Amnesty International ha denunciato che solo negli ultimi due mesi in Egitto sono stati messi a morte almeno 57 prigionieri, donne incluse, quasi il doppio delle 32 esecuzioni capitali registrate in tutto il 2019. Questo orribile attacco alla vita umana ha riguardato, tra gli altri, almeno 15 prigionieri condannati a morte per violenza politica al termine di processi clamorosamente irregolari, segnati da “confessioni” forzate, torture e sparizioni forzate.
Questo bilancio già di per sé drammatico rischia di essere persino sottostimato, poiché le autorità egiziane non rendono noti i dati sulle esecuzioni e sul totale dei prigionieri nei bracci della morte e non danno preavviso a familiari e avvocati.
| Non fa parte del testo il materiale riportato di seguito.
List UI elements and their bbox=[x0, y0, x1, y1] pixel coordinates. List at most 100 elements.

La stampa filo-governativa ha riferito, citando fonti anonime, di 91 esecuzioni dal mese di ottobre.
L’ondata di esecuzioni ha fatto seguito a una rivolta scoppiata il 23 settembre nell’ala del carcere di massima sicurezza di Tora nota come “lo Scorpione”, in cui rimasero uccisi quattro prigionieri condannati a morte e quattro membri delle forze di sicurezza. Secondo le autorità, si trattò di un tentativo di evasione ma non c’è mai stata un’indagine indipendente e trasparente sull’accaduto.
Oltre ai 15 prigionieri messi a morte al termine di processi relativi a fatti di violenza politica, tra ottobre e novembre sono state eseguite altre 42 condanne a morte nei confronti di 38 uomini e quattro donne, per atti di criminalità comune, tra cui stupri.
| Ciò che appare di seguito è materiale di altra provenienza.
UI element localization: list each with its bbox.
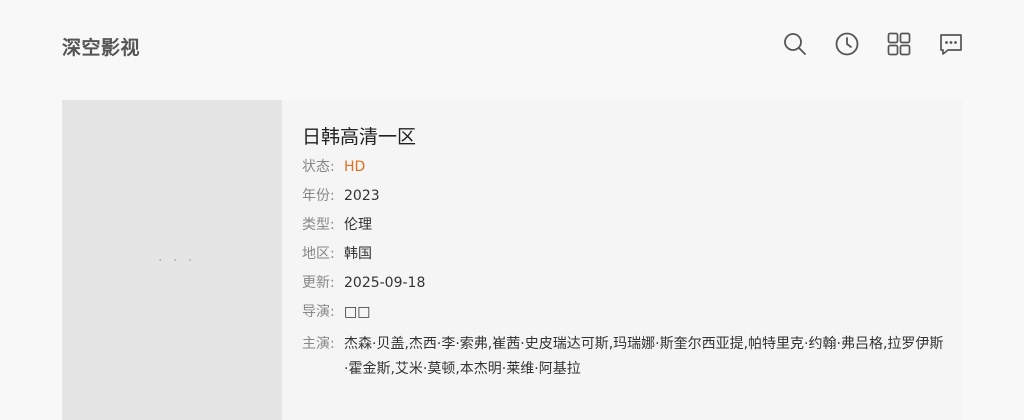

Il 3 ottobre sono stati messi a morte due uomini condannati al termine di un maxi-processo per quelli che sono passati alla storia come “i fatti della Biblioteca alessandrina”, atti di violenza politica seguiti al sanguinoso sgombero del sit-in di Rabaa, al Cairo, nell’agosto 2013.
Il 4 ottobre, nel caso conosciuto come “Agnad Masr”, 10 uomini sono stati messi a morte per atti di violenza contro pubblici ufficiali e beni pubblici. Nel corso del processo gli imputati avevano denunciato di essere stati sottoposti a tortura e a sparizione forzata, ma non è poi stata disposta alcuna indagine. A processo ancora in corso, uno degli imputati che poi sarebbero stati messi a morte, Gamal Zaki, era stato costretto a “confessare” in una dichiarazione filmata trasmessa da numerose emittenti televisive.
Sempre il 4 ottobre altri tre prigionieri sono stati messi a morte al termine del processo per “l’attacco alla stazione di polizia di Kerdasa”, sempre successivo allo sgombero di Rabaa, in cui erano morti 13 agenti di polizia. Nel dicembre 2014, un tribunale antiterrorismo aveva condannato 183 imputati a morte (34 dei quali in contumacia). In appello, erano state confermate 20 condanne a morte. Gli altri 17 condannati restano nel braccio della morte. Nove organizzazioni per i diritti umani avevano denunciato le gravi violazioni del diritto a un giusto processo, tra cui il diniego del diritto alla difesa e le coercizioni utilizzate per estorcere “confessioni”.
Oltre ai 57 casi verificati, Amnesty International sta cercando di ottenere conferma delle altre 34 esecuzioni riferite dalla stampa filogovernativa egiziana. Le famiglie sono riluttanti a parlare con le organizzazioni per i diritti umani per il timore di ripercussioni.
Altrettanto difficile è accertare il numero di prigionieri in attesa di esecuzione. Tra questi vi è sicuramente Wael Tawadros, noto come padre Isaia, un monaco condannato nell’aprile 2019 per l’omicidio del vescovo Anba Epphanius. Tawadros è stato condannato a morte al termine di un processo gravemente iniquo, basato su una “confessione” di colpevolezza estorta con la tortura durante un periodo di sparizione forzata, tra il 2 e il 28 agosto 2018.